No registo dos objectos de prata e ornamentos foram inventariadas as seguintes alfaias:
– Um cálice de prata branca, “(…) que pesara huu marco pouco mais ou menos “(cerca de 229,52 gr);
– Uma cruz de estanho, dourada, com um crucifixo;
– Um frontal velho;
– Um frontal, pintado, com um crucifixo;
– Um frontal velho, de linho, pintado, que estava no altar;
– Quatro lençois de linho;
– Nove mantéis, que serviam nos altares;
– Quatro toalhas de mãos: duas lavradas e duas brancas.
A Mem Daver, João Afonso Centeio homees amtigos, e a João Fortes e João Afonso (representantes locais da Ordem e do concelho), foi perguntado se sabiam quem tinha edificado a igreja, respondendo estes “(…) que os primeiros povoadores das irmidas e que ho concelho tem ha aministraçam della e a corregeo já per certas vezes e o concelho como padroeiro he obrigado de a correger e repairar quamdo lhe necessario for”.
Do Roxo os visitadores seguiram para a ermida de S. Roque (de que ainda subsistem vários vestígios), situada na herdade do Faial. O Mestre de Santiago e a sua equipa confrontaram-se com outra exígua ermida rural, de uma só divisão (medindo 4,95 m de comprimento por 4 m de largura), de paredes de taipa, com um pequeno altar igualmente de taipa “(…) no quall estaa huua imagem de São Roque e detras della um retabulo piqueno com suas portas velho”.
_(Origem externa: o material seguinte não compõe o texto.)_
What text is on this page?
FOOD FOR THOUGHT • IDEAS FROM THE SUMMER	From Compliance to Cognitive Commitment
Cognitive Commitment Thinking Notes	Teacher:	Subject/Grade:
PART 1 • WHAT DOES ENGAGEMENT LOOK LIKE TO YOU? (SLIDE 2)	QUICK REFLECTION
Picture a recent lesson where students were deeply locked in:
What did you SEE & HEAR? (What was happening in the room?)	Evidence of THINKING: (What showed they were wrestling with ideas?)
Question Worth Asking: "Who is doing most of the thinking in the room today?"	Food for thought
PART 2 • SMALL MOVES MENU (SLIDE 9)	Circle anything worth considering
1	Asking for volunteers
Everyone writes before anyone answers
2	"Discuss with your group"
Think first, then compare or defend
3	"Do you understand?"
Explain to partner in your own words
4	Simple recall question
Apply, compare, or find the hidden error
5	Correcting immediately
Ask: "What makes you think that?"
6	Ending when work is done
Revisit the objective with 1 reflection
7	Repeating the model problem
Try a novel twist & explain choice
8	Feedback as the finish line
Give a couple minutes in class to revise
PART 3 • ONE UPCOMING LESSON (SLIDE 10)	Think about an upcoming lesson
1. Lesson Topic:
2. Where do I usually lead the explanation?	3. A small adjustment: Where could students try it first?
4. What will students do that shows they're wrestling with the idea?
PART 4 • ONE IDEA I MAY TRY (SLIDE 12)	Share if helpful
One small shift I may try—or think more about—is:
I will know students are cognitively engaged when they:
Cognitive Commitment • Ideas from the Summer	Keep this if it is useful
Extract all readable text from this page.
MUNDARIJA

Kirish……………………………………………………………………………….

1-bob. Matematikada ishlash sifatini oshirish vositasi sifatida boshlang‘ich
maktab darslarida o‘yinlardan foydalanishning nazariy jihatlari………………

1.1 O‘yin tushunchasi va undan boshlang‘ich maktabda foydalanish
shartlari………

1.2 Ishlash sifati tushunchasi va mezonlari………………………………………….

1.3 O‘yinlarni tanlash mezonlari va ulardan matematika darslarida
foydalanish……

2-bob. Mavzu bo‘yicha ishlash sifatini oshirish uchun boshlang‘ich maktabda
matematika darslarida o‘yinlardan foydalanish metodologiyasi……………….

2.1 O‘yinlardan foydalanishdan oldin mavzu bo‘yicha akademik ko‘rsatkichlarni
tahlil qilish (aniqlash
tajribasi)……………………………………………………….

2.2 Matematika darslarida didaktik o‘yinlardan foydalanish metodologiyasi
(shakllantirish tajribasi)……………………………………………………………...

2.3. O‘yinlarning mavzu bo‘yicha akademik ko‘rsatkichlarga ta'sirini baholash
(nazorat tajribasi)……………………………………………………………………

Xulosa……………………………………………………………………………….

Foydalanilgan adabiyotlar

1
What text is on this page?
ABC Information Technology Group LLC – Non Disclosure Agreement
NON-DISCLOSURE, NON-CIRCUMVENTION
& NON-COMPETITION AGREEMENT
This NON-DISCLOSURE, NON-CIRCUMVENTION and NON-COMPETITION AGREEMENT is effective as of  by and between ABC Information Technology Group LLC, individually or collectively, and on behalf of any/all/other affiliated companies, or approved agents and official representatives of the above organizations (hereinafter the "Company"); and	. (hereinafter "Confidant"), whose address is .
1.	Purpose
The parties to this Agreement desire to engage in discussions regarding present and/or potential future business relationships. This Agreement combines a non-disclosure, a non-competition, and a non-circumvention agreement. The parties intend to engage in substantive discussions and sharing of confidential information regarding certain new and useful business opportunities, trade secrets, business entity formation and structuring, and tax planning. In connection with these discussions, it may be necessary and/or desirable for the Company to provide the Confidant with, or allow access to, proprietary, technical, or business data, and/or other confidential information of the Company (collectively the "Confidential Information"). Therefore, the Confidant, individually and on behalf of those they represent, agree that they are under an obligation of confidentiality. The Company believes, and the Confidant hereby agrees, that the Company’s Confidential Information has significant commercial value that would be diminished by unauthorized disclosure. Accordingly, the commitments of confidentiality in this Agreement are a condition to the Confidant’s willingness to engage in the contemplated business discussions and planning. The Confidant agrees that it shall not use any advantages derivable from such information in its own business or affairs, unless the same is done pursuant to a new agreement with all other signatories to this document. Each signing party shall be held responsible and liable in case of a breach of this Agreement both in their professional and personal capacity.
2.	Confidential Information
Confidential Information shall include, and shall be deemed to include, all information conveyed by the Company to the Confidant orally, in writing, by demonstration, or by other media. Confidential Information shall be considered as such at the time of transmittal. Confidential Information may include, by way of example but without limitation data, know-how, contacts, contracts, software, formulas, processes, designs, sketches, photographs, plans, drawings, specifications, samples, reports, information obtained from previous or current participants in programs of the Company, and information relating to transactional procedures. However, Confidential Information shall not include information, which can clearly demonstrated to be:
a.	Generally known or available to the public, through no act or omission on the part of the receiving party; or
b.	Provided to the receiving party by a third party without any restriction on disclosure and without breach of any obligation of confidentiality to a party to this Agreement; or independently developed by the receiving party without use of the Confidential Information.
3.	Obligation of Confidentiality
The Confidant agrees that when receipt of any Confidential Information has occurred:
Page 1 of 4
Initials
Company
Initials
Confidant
Dois velhos mantéis no altar eram os únicos ornamentos da ermida, que Mem Daver informou ter sido o seu mecenas construtor e velador: “(…) pareceo peramte nos Mem Daver e comfesou que elle fizera e edificara a dita irmida per sua devação em sua terra, pollo quall he obrigado da correger e repairar todallas vezes que ho ouuer mester”.
A equipa visitadora chefiada por D. Jorge concluiu a vistoria à comenda no dia 25 inspeccionando a ermida de S. Sebastião, no termo da vila (na zona do actual depósito de abastecimento de água). Verificou-se que o pequeno templo tinha uma só câmara (com 6,05 m de comprido por 4,40 m de largura), feita em taipa, e que estava fortemente degradado e desprezado “a quall he hua casa muito velha”. A única entrada era antecedida por uma galilé (que media 4,40 m de comprido por 1,85 m de largo). No interior um altar improvisado, também em taipa, exibia apenas “(…) huua imagem pimtada em huua tavoa”.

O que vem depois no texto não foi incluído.